The Final Plan - Memory
The memory requirement is also much less than the Galaxy options. I couldn't notice significant memory usage during the test, and at least 32 GB for the analysis server each with ~104 logical cores should be more than enough.
Storage Plan
Before choosing storage backends, I need to figure out which data needs to be stored. After a discussion with the researchers, we decided to store the analysis result (of course), and as much source data as we can.
Usually, for data storage, we have 4 options: HDD, SSD, CD/DVD, and Tape.
| Meterial | Advantage | Disadvantage |
|---|---|---|
| HDD | Quick access, can be read by any device. | Expensive for large amount of data. |
| SSD | Extremely quick access, small in size. | Extremely expensive, potential data lost if not powered on for a long time. |
| CD/DVD | Cheap, and can be read by common devices. | Capacity is very limited for each CD |
| Tape | Relatively cheap for large-scale data storage. Fast R/W (sequential) | Tape drives can be very expensive, no random file access. |
For our purposes, using SSD is apparently not appropriate due to its cost and problem with long-term storage.

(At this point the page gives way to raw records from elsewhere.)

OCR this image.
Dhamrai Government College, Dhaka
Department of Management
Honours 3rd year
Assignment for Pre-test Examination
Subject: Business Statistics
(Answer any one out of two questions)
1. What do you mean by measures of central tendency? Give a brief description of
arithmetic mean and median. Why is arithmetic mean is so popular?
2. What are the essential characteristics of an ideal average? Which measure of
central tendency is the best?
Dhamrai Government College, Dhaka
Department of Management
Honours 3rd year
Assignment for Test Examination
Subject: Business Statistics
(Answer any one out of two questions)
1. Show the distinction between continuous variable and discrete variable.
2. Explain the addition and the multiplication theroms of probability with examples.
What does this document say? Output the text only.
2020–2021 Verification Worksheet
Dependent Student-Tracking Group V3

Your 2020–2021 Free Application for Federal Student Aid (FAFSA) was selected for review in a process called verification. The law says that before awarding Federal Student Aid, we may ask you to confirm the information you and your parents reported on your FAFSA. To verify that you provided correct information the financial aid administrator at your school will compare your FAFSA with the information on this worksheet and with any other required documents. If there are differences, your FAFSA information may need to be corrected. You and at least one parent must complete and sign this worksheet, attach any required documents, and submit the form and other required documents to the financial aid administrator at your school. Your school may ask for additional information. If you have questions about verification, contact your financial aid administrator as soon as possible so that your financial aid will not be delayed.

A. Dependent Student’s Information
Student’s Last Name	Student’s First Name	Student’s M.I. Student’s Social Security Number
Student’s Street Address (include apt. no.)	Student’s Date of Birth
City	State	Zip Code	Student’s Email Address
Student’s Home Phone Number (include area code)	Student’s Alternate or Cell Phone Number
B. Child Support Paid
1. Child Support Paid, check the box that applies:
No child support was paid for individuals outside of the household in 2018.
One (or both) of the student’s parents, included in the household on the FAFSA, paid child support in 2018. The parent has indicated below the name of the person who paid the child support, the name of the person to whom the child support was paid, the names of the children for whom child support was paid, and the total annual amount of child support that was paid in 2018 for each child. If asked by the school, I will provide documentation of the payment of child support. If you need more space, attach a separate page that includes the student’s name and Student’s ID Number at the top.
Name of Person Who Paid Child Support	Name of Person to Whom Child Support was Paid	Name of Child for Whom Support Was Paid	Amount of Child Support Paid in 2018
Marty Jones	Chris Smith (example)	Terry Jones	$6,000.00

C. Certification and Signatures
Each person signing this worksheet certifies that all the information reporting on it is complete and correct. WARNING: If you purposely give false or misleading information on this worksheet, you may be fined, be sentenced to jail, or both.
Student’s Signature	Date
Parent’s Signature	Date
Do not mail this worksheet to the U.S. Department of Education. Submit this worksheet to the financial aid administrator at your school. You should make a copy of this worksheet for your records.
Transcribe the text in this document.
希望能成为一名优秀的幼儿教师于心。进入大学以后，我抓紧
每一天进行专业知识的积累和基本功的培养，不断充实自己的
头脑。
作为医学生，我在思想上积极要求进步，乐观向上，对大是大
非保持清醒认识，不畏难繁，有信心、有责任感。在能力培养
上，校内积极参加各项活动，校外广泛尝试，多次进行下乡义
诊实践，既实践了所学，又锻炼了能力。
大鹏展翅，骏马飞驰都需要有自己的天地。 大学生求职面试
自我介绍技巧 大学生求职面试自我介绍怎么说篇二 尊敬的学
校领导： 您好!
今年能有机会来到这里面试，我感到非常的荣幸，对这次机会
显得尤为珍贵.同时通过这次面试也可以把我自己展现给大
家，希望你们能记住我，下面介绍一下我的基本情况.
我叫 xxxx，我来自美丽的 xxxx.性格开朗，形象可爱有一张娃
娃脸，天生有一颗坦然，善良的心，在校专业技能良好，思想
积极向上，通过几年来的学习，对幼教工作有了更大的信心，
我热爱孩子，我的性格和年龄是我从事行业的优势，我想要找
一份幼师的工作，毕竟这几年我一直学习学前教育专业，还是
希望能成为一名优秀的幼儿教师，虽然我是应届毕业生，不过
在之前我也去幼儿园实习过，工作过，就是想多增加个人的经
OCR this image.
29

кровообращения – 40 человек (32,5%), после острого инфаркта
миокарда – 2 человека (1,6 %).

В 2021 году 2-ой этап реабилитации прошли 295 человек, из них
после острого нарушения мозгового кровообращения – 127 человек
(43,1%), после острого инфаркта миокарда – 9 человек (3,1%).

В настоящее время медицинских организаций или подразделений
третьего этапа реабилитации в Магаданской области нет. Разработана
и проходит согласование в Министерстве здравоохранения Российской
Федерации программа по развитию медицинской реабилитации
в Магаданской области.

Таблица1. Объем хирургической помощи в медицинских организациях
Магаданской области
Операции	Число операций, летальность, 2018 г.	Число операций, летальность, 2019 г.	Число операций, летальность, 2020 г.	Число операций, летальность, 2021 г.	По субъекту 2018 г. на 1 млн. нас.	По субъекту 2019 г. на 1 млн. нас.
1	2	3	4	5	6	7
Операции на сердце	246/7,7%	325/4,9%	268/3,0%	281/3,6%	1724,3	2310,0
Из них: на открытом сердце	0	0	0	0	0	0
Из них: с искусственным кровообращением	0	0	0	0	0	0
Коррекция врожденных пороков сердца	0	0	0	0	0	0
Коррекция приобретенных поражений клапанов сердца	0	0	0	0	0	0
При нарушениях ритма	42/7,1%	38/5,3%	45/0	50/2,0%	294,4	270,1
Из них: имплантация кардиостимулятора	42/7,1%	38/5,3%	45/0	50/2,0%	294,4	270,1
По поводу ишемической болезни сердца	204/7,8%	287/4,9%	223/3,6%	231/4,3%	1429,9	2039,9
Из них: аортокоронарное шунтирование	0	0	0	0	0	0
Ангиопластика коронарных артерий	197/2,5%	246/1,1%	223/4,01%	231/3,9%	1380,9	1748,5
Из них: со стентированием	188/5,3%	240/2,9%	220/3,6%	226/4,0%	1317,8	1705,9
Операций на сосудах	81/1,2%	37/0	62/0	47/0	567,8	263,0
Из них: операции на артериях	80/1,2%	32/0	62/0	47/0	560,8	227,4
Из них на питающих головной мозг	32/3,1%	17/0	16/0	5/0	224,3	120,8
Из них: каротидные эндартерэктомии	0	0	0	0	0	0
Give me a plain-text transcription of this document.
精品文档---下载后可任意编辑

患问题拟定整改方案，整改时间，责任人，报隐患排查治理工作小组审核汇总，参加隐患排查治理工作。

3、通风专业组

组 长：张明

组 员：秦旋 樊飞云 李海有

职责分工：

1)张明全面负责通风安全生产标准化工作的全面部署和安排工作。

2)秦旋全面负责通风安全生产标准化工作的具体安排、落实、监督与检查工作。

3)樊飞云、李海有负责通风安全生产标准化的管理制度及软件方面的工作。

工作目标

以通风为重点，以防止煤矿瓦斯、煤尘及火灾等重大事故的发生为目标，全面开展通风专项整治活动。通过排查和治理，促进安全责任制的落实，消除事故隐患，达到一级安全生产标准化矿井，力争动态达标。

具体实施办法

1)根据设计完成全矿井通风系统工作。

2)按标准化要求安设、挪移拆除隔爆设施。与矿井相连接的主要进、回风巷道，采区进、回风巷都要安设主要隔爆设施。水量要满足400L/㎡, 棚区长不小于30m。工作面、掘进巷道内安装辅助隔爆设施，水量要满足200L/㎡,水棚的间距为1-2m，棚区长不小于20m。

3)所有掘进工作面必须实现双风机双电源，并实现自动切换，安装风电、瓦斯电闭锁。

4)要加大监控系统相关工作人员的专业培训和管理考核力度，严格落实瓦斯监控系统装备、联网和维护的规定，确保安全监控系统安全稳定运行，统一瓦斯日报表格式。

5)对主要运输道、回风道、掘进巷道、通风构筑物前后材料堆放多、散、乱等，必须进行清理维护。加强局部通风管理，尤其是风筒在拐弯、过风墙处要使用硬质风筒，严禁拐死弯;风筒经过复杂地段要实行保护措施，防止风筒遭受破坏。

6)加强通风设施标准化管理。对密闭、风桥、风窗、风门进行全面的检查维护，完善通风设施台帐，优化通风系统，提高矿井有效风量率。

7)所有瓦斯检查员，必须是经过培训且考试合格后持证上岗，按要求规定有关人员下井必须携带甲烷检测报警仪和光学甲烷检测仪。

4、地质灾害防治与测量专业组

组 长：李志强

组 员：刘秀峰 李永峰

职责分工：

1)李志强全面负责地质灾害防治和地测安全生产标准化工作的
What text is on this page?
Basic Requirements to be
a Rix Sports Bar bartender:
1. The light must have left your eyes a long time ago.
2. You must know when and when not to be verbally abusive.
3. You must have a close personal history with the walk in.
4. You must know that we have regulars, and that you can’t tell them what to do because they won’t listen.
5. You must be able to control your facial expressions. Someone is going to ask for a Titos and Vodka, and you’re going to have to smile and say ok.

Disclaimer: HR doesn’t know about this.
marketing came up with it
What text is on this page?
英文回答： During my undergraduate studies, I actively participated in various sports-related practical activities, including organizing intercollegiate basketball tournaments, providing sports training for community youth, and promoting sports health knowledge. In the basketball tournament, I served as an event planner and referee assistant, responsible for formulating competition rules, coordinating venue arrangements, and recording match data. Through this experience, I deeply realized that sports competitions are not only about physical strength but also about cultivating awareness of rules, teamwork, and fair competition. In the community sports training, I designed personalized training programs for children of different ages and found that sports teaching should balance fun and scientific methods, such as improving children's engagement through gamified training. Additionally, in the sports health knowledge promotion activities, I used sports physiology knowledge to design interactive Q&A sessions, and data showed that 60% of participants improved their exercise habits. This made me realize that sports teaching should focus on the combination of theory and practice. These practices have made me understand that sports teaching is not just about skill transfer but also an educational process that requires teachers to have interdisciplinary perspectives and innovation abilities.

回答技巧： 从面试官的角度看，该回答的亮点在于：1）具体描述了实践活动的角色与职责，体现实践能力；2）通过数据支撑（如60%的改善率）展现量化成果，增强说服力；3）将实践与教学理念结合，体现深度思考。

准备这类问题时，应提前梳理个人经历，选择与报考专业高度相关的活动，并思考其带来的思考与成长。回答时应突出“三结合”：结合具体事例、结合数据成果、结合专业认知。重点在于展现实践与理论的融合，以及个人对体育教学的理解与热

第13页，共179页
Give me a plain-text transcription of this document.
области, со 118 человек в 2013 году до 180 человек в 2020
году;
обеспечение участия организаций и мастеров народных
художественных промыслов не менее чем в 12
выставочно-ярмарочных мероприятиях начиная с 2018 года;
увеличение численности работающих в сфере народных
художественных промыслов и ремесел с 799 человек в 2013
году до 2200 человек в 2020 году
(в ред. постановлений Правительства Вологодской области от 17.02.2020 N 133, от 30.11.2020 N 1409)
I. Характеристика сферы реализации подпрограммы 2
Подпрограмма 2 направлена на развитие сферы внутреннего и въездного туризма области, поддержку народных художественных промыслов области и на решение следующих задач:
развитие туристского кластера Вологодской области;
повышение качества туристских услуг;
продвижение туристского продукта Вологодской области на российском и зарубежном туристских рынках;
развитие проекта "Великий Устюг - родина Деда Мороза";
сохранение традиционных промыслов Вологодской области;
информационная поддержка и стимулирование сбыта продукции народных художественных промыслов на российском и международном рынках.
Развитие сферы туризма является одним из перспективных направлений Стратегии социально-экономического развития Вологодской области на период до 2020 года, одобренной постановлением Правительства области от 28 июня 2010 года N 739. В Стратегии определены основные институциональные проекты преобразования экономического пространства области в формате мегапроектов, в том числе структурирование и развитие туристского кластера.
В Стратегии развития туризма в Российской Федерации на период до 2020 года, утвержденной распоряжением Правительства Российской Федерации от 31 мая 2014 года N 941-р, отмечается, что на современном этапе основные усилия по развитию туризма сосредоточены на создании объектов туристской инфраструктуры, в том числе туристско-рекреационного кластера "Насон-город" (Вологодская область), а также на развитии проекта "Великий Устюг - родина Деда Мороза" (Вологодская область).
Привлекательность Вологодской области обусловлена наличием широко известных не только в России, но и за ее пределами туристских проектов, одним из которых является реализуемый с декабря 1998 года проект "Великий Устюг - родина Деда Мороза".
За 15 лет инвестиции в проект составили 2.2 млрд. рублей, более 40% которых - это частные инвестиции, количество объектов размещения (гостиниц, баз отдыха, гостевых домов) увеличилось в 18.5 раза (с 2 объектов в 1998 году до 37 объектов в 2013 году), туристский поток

Using CD/DVD isĀ also not practical due to its capacity. I have to decide between HDD and Tape.
After thorough research and comparing the price difference, I found the tape library (LTO6) will supersede the HDD options once the total amount of data exceeds ~330 TB. In our situation, using tape is a good choice.
However, given the poor performance of tape, it should only be used for cold data storage. For those data that are still downloading or in the process of analysis, HDDs are still needed. That is, I need a hybrid storage backend that contains both HDD and Tape.